While still in my teens, my brother John invited me on a trip to the Bonar Glacier in Mount Aspiring National Park. Due to my previous ‘accidents’, our mother tried to deter him from leading me to what she assumed would be certain death. He ignored her, believing (I assumed) in my potential as a fledgling mountaineer. His faith in me hardened my determination to overcome any physical failings.

Fully laden, we plodded slowly up the West Matukituki Track until we reached Scott’s bivvy, a simple rock shelter beneath a large boulder. We crawled into the dank, cramped space and settled in for the night. John lit a candle and we watched as wetas dropped from the ceiling onto our sleeping bags.
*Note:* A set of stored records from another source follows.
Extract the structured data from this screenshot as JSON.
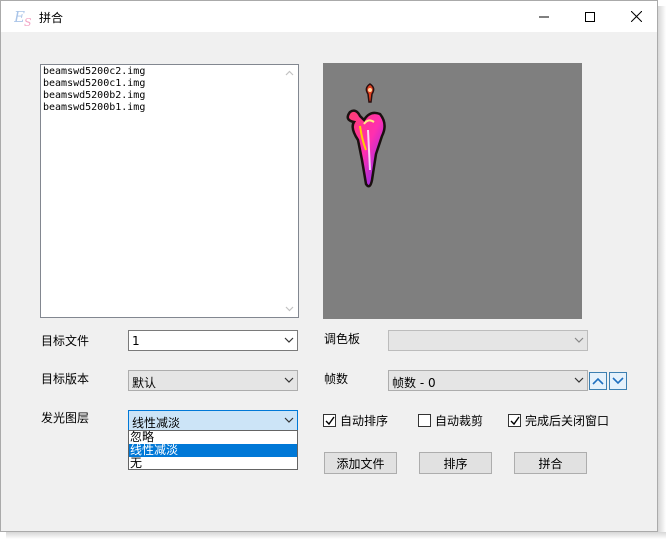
{
  "window": {
    "title": "拼合",
    "icon": "es-app-icon"
  },
  "file_list": {
    "items": [
      "beamswd5200c2.img",
      "beamswd5200c1.img",
      "beamswd5200b2.img",
      "beamswd5200b1.img"
    ]
  },
  "form": {
    "target_file": {
      "label": "目标文件",
      "value": "1"
    },
    "target_version": {
      "label": "目标版本",
      "value": "默认"
    },
    "glow_layer": {
      "label": "发光图层",
      "value": "线性减淡",
      "options": [
        "忽略",
        "线性减淡",
        "无"
      ],
      "selected_index": 1
    },
    "palette": {
      "label": "调色板",
      "value": ""
    },
    "frames": {
      "label": "帧数",
      "value": "帧数 - 0"
    }
  },
  "checkboxes": [
    {
      "label": "自动排序",
      "checked": true
    },
    {
      "label": "自动裁剪",
      "checked": false
    },
    {
      "label": "完成后关闭窗口",
      "checked": true
    }
  ],
  "buttons": {
    "add_file": "添加文件",
    "sort": "排序",
    "merge": "拼合"
  },
  "colors": {
    "preview_bg": "#7f7f7f",
    "selection": "#0078d7",
    "focus_bg": "#cce4f7"
  }
}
I think he was surprised that I slept soundly through the night.

But the real test came the next day. It was a revelation even to me that I could haul a heavy pack up the exposed rock slabs paving the route to Bevan Col. We wove nervously through the crevasses of the Bonar and into the shadow of Mount Aspiring, before arriving exhausted at Colin Todd hut. In the end we didn’t stand on top of any mountains. It didn’t matter. Nor did the exhaustion, the fetid-sweat smell of the crowded hut, the trepi­dation of being dwarfed by imposing peaks, or the searing pain of blisters. (The beautiful leather climbing boots John bought me at a secondhand shop were slightly too small and rubbed my heels so raw that I walked the final two hours down the Matukituki Valley barefoot.)

What mattered was the change this expe­rience wrought upon my sense of who I am and what I could do. It had a seismic effect.

A few years ago, after a period when climbing dominated my life, I found myself bound to the city in a full-time job and part-time study. With fewer opportunities to be physically in the mountains, I chose to inhabit them more fully in my mind, collecting the life stories of New Zealand mountaineers for my PhD. As I spent more time thinking about climbing than actually doing it, I grew hesitant about calling myself a mountaineer.

Then, as I listened to climbers around the country, the answer to my identity crisis echoed across their stories.

In the early 1960s, Kobi Bosshard was “in the game” at Mount Cook. Having served his mountaineering apprenticeship in his native Switzerland, he impressed the New Zealanders with climbs of steep faces. Now in his seventies, he doesn’t do the “hard stuff” any more, but then doesn’t see that as a reason to stop climbing either. You adjust your ambitions to your capabilities, he says, and you’re never disappointed. These days, he told me with a grin, his goal was to climb at least one grade lower every year.

The mountains infuse his work as one of New Zealand’s foremost contemporary jewellers, as does the time he spends with his son Sam, who is a mountain guide. “It’s part of my life,” says Bosshard. “It’s one activity which sometimes I have been doing more and sometimes less. I’ve been fanatical about it at times, and more relaxed about it.”

There were other versions of this story, but the message was the same, whether it was being up high, mesmerised by solitude and an alpine vista unfolding to a hazy horizon, or wandering up a valley for a night in a wood-smoked hut. Says Bosshard, “Just being in the mountains, and having a love for the country, for the mountains, makes us mountaineers.”